Mais je dois avouer autre chose. J’ai gardé jusqu’à l’âge de 35 ans une dent de lait avec la dent incluse au-dessus. Ce n’est pas courant. Le jour où elle s’est mise à trembler, puis à ne plus tenir, juste coincée entre les deux autres dents, mon dentiste m’a dit :

“Allez, on la fait tomber maintenant”.
“Vous êtes sûr?” j’ai répondu. Puis, j’ai abdiqué, pas d’autre solution.
“Et vous voulez la garder ? Je vous la donne, vous savez, on sait jamais, la petite souris …même à votre âge, qui sait” dit-il en rigolant
J’ai fait mine de sourire, mais j’étais sacrément ennuyée. Deux dents de lait, c’est pas possible, ça. Non, pas possible. Je ne peux pas faire ce coup là à l’autre dent. Alors, j’ai dit non, vous pouvez la jeter.
Et là, j’ai repensé à mes autres dents de lait … où étaient-elles passées? Je n’en ai gardé aucune. J’ai bien souvenir d’une boite peut-être, vaguement, avec mes dents dedans … mais ça remontre à très très loin, je n’ai jamais déménagé avec.
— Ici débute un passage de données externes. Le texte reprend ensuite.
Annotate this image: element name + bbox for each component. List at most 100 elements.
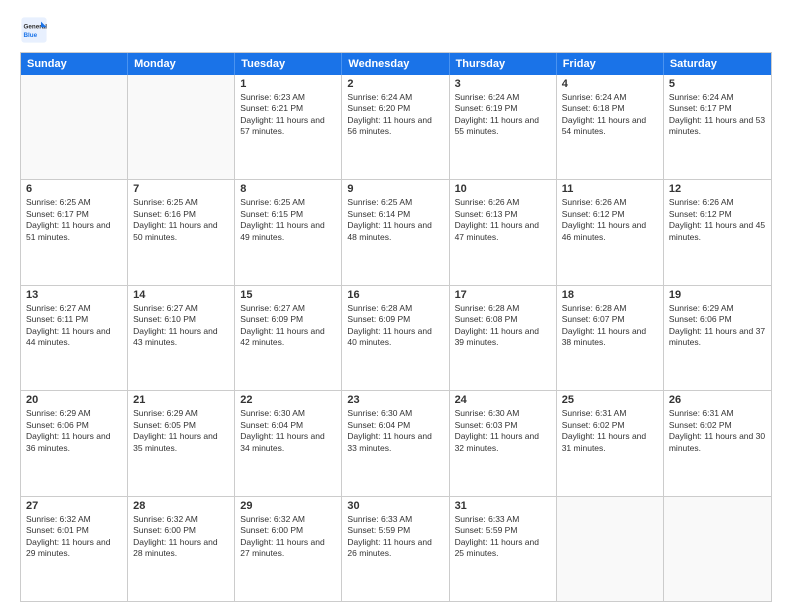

Quand je suis rentrée chez moi, ce jour là, avec une fausse dent, en attendant le bridge, la première chose que j’ai faite, c’est d’aller ouvrir la petite boite en carton. Et là, j’ai fait quelque chose de vraiment bizarre. J’ai enlevé ma fausse dent et j’ai mis la dent de lait à la place. Elle y allait parfaitement. Comme si elle était mienne. J’étais aux anges. Très délicatement, je l’ai remise dans sa boite. Et pendant au moins une semaine, j’étais comme sur un nuage. Une joie, indescriptible. Les gens autour de moi me trouvaient si gaie, qu’ils attendaient que je leur raconte une histoire extraordinaire qui venait de m’arriver. Mais je ne pouvais pas leur dire la vérité. Je disais : ” Rien, rien, la vie est belle ! ”

C’est sûr, maintenant, je pourrai peut-être savoir à qui a appartenu cette dent en lançant un appel sur Internet, raconter l’histoire en précisant bien la date et le lieu. Mais, non, je ne veux pas savoir. C’est ma dent imaginaire, ma dent boule de cristal, ma dent de rêves, ma dent double, mon âme dent, ma dent de sagesse.